In some ways, new readings of the Haggadah are a blessing. They take an ancient text and make it relevant. They make it easier for disconnected Jews to find meaning in the Passover Seder. They enable a contemporary — often secular — Jew to relate to a text that is in many ways culturally foreign. And it is reasonable to expect that a text that was devised in a messy and unorderly process over hundreds of years will continue to evolve.
But in other ways, the modern Haggadot are a curse. They take a historically unifying celebration of a people and turn it into a politically divisive event. Some Jews celebrate their Passover by mourning an occupation of land; others celebrate by highlighting the reclamation of the same land. Some Jews celebrate by stressing the need for compassion for the stranger; others celebrate by underscoring the merits of tribalism. Passover is a time for Jews to acknowledge their shared roots and their covenants of fate and destiny. Yet many new Haggadot define Jewish groups by pitting them against one another.
They also trivialize Judaism and its sacred festivals and texts. And this is not unique to Passover. There’s a growing tendency among Jews — whether rabbis, teachers, community leaders or lay people — to employ Jewish texts to score political points. A Passover Seder during which you spend time criticizing the Trump administration’s immigration policies or regretting the evacuation of Israeli settlements from Gaza is not a “relevant” Seder, it is a mediocre and redundant one. Passover is for celebrating the transcendent, the mysterious, the eternal, not rehashing worn-out political debates. It is a night to find new meaning in an old script, not to force the text into a preconceived political platform.
Oh dear. Yet another ‘don’t politicize the actually already politicized, and fundamentally political’ screed. Rosner will get ample pushback from Jewish folks themselves on this piece of pompous hectoring, but let me throw in my (external) tuppence.
Rosner would have done well enough to have stopped at the first paragraph quoted above. The ‘modern Haggadot‘ are indeed a blessing that takes many forms; besides the ones Rosner himself notes above, I can add–as a non-Jewish person who has been fortunate enough to participate in a couple of Seders himself thanks to some kind invitations from near and dear Jewish friends–that the modern Haggadot make it possible for folks like me to gain insights into the history and practices of Judaism, into how the Jewish sensibility, such as it is, has come about, and what its present day concerns are. My participation in these Seders has added to my respect for the spirit of social justice and the concern for freedom that animates so many of my Jewish friends. It is no exaggeration to say that my views on the Palestinian crisis and the rights of the Palestinian are a direct consequence of my encounters with Jewish writings and thoughts on these subjects.

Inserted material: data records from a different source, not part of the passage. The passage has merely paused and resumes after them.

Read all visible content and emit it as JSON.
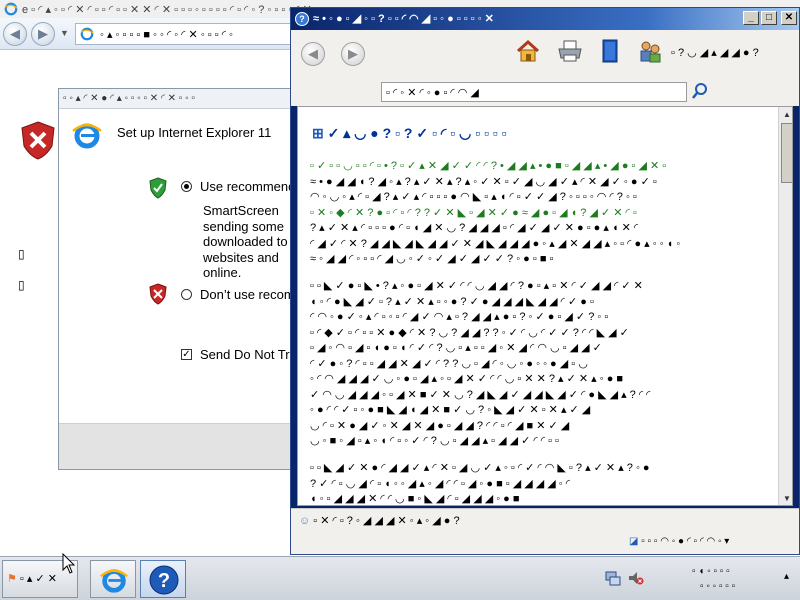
{
  "ie_window": {
    "title": "e ▫ ◜ ▴ ◦ ▫ ◜ ✕ ◜ ▫ ▫ ◜ ▫ ▫ ✕ ✕ ◜ ✕ ▫ ▫ ▫ ◦ ▫ ▫ ▫ ▫ ◜ ▫ ◜ ◦ ? ◦ ▫ ▫ ◦ ◜ ✕",
    "address": "◦ ▴ ◦ ▫ ▫ ▫ ■ ◦ ◦ ◜ ◦ ◜ ✕ ◦ ▫ ▫ ◜ ◦",
    "content_heading": "▫ ▫ ◦ ▴ ◜ ✕ ◜ ▫ ◦ ? ◦ ▫ ◦ ✕ ◜ ▫",
    "side_marks": [
      "▯",
      "▯"
    ]
  },
  "setup_dialog": {
    "titlebar": "▫ ◦ ▴ ◜ ✕ ● ◜ ▴ ◦ ▫ ◦ ▫ ✕ ◜ ✕ ▫ ◦ ▫",
    "title": "Set up Internet Explorer 11",
    "use_recommended": "Use recommended security and compatibility settings",
    "smartscreen_lines": [
      "SmartScreen",
      "sending some",
      "downloaded to",
      "websites and",
      "online."
    ],
    "dont_use": "Don’t use recommended settings",
    "send_do_not_track": "Send Do Not Track requests"
  },
  "help_window": {
    "title": "≈ • ◦ ● ▫ ◢ ◦ ▫ ? ▫ ▫ ◜ ◠ ◢ ▫ ◦ ● ▫ ▫ ▫ ◦ ✕",
    "min_glyph": "_",
    "max_glyph": "□",
    "close_glyph": "✕",
    "back_glyph": "◀",
    "forward_glyph": "▶",
    "options_label": "▫ ? ◡ ◢ ▴ ◢ ◢ ● ?",
    "search_text": "▫ ◜ ◦ ✕ ◜ ◦ ● ▫ ◜ ◠ ◢",
    "article_title": "✓ ▴ ◡ ● ? ▫ ? ✓ ▫ ◜ ▫ ◡ ▫ ▫ ▫ ▫",
    "paragraphs": [
      {
        "lines": [
          {
            "text": "▫ ✓ ▫ ▫ ◡ ▫ ▫ ◜ ▫ • ? ▫ ✓ ▴ ✕ ◢ ✓ ✓ ◜ ◜ ? • ◢ ◢ ▴ • ● ■ ▫ ◢ ◢ ▴ • ◢ ● ▫ ◢ ✕ ▫",
            "green": true
          },
          {
            "text": "≈ • ● ◢ ◢ ◖ ? ◢ ◦ ▴ ? ▴ ✓ ✕ ▴ ? ▴ ◦ ✓ ✕ ▫ ✓ ◢ ◡ ◢ ✓ ▴ ◜ ✕ ◢ ✓ ◦ ● ✓ ▫",
            "green": false
          },
          {
            "text": "◠ ◦ ◡ ◦ ▴ ◜ ▫ ◢ ? ▴ ✓ ▴ ◜ ▫ ▫ ▫ ● ◠ ◣ ▫ ▴ ◖ ◜ ▫ ✓ ✓ ◢ ? ◦ ▫ ▫ ◦ ◠ ◜ ? ◦ ▫",
            "green": false
          },
          {
            "text": "▫ ✕ ◦ ◆ ◜ ✕ ? ● ▫ ◜ ▫ ◜ ? ? ✓ ✕ ◣ ▫ ◢ ✕ ✓ ● ≈ ◢ ● ▫ ◢ ◖ ? ◢ ✓ ✕ ◜ ▫",
            "green": true
          },
          {
            "text": "? ▴ ✓ ✕ ▴ ◜ ▫ ▫ ▫ ● ◜ ▫ ◖ ◢ ✕ ◡ ? ◢ ◢ ◢ ▫ ◜ ◢ ✓ ◢ ✓ ✕ ● ▫ ● ▴ ◖ ✕ ◜",
            "green": false
          },
          {
            "text": "◜ ◢ ✓ ◜ ✕ ? ◢ ◢ ◣ ◢ ◣ ◢ ◢ ✓ ✕ ◢ ◣ ◢ ◢ ◢ ● ◦ ▴ ◢ ✕ ◢ ◢ ▴ ◦ ▫ ◜ ● ▴ ◦ ◦ ◖ ◦",
            "green": false
          },
          {
            "text": "≈ ◦ ◢ ◢ ◜ ◦ ▫ ▫ ◜ ◢ ◡ ◦ ✓ ◦ ✓ ◢ ✓ ◢ ✓ ✓ ? ◦ ● ▫ ■ ▫",
            "green": false
          }
        ]
      },
      {
        "lines": [
          {
            "text": "▫ ▫ ◣ ✓ ● ▫ ◣ • ? ▴ ◦ ● ▫ ◢ ✕ ✓ ◜ ◜ ◡ ◢ ◢ ◜ ? ● ▫ ▴ ▫ ✕ ◜ ✓ ◢ ◢ ◜ ✓ ✕",
            "green": false
          },
          {
            "text": "◖ ◦ ◜ ● ◣ ◢ ✓ ▫ ? ▴ ✓ ✕ ▴ ▫ ◦ ● ? ✓ ● ◢ ◢ ◢ ◣ ◢ ◢ ◜ ✓ ● ▫",
            "green": false
          },
          {
            "text": "◜ ◠ ◦ ● ✓ ◦ ▴ ◜ ▫ ◦ ▫ ◜ ◢ ✓ ◠ ▴ ▫ ? ◢ ◢ ▴ ● ▫ ? ◦ ✓ ● ▫ ◢ ✓ ? ◦ ▫",
            "green": false
          },
          {
            "text": "▫ ◜ ◆ ✓ ▫ ◜ ▫ ▫ ✕ ● ◆ ◜ ✕ ? ◡ ? ◢ ◢ ? ? ◦ ✓ ◜ ◡ ◜ ✓ ✓ ? ◜ ◜ ◣ ◢ ✓",
            "green": false
          },
          {
            "text": "▫ ◢ ◦ ◠ ▫ ◢ ▫ ◖ ● ▫ ◖ ◜ ✓ ◜ ? ◡ ▫ ▴ ▫ ▫ ◢ ◦ ✕ ◢ ◜ ◠ ◡ ▫ ◢ ◢ ✓",
            "green": false
          },
          {
            "text": "◜ ✓ ● ◦ ? ◜ ▫ ▫ ◢ ◢ ✕ ◢ ✓ ◜ ? ? ◡ ▫ ◢ ◜ ◦ ◡ ◦ ● ◦ ◦ ● ◢ ▫ ◡",
            "green": false
          },
          {
            "text": "◦ ◜ ◠ ◢ ◢ ◢ ✓ ◡ ◦ ● ▫ ◢ ▴ ◦ ▫ ◢ ✕ ✓ ◜ ◜ ◡ ▫ ✕ ✕ ? ▴ ✓ ✕ ▴ ◦ ● ■",
            "green": false
          },
          {
            "text": "✓ ◠ ◡ ◢ ◢ ◢ ◦ ▫ ◢ ✕ ■ ✓ ✕ ◡ ? ◢ ◣ ◢ ✓ ◢ ◢ ◣ ◢ ✓ ◜ ● ◣ ◢ ▴ ? ◜ ◜",
            "green": false
          },
          {
            "text": "◦ ● ◜ ◜ ✓ ▫ ◦ ● ■ ◣ ◢ ◖ ◢ ✕ ■ ✓ ◡ ? ◦ ◣ ◢ ✓ ✕ ▫ ✕ ▴ ✓ ◢",
            "green": false
          },
          {
            "text": "◡ ◜ ▫ ✕ ● ◢ ✓ ◦ ✕ ◢ ✕ ◢ ● ▫ ◢ ◢ ? ◜ ◜ ▫ ◜ ◢ ■ ✕ ✓ ◢",
            "green": false
          },
          {
            "text": "◡ ◦ ■ ◦ ◢ ▫ ▴ ◦ ◖ ◜ ▫ ◦ ✓ ◜ ? ◡ ▫ ◢ ◢ ▴ ▫ ◢ ◢ ✓ ◜ ◜ ▫ ▫",
            "green": false
          }
        ]
      },
      {
        "lines": [
          {
            "text": "▫ ▫ ◣ ◢ ✓ ✕ ● ◜ ◢ ◢ ✓ ▴ ◜ ✕ ▫ ◢ ◡ ✓ ▴ ◦ ▫ ◜ ✓ ◜ ◠ ◣ ▫ ? ▴ ✓ ✕ ▴ ? ◦ ●",
            "green": false
          },
          {
            "text": "? ✓ ◜ ▫ ◡ ◢ ◜ ▫ ◖ ◦ ◦ ◢ ▴ ◦ ◢ ◜ ◜ ▫ ◢ ◦ ● ■ ▫ ◢ ◢ ◢ ◢ ◦ ◜",
            "green": false
          },
          {
            "text": "◖ ◦ ▫ ◢ ◢ ◢ ✕ ◜ ◜ ◡ ■ ◦ ◣ ◢ ◜ ▫ ◢ ◢ ◢ ◦ ● ■",
            "green": false
          }
        ]
      }
    ],
    "ask_someone": "▫ ✕ ◜ ▫ ? ◦ ◢ ◢ ◢ ✕ ◦ ▴ ◦ ◢ ● ?",
    "online_status": "▫ ▫ ▫ ◠ ◦ ● ◜ ▫ ◜ ◠ ◦"
  },
  "taskbar": {
    "start_label": "▫ ▴ ✓ ✕",
    "time": "▫ ◖ ◦ ▫ ▫ ▫",
    "date": "▫ ◦ ◦ ▫ ▫ ▫",
    "show_desktop_glyph": "▴"
  }
}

Moreover, and Rosner really should know this better than anyone else, Jews are not a monolithic bloc; tremendous diversity of political, cultural, religious, and moral opinion is to be found among them. Remember that old saw about ‘ask two Jews, and you get three opinions’? Debates and argumentation and contentiousness–sometimes fertile, sometimes futile–are found here in ample measure; why should Passover be any different? Indeed, wouldn’t engaging in so-called ‘politically divisive’ celebrations of Passover be a classically Jewish thing to do?
Rosner considers the ‘politicization’ of Passover to follow from the usage of Jewish texts to ‘score political points,’ an act that he considers makes Passover Seders ‘mediocre and redundant.’ Au contraire; paying attention to the political subtext of Passover, casting Seders in a form relevant to everyday politics keeps Passover alive and reinvigorates it for the next generation, especially for those secular Jews who might not be so taken by its connections with the with spiritual and the transcendent. These new understandings can help bring about new debates on theological, moral, and political issues, keeping alive Judaism’s intense engagements in these domains. Seders featuring the ‘modern Haggadot’ do not ‘trivialize’ religious texts; they bring them alive in newer ways.
So Rosner’s conclusion above is correct in at least one sense: Passover is a night “to find new meaning in an old script, not to force the text into a preconceived political platform.” The folks coming up with modern Haggadot are doing just that, while Rosner is the one forcing Passover into a “preconceived political platform.” The supposedly apolitical never is.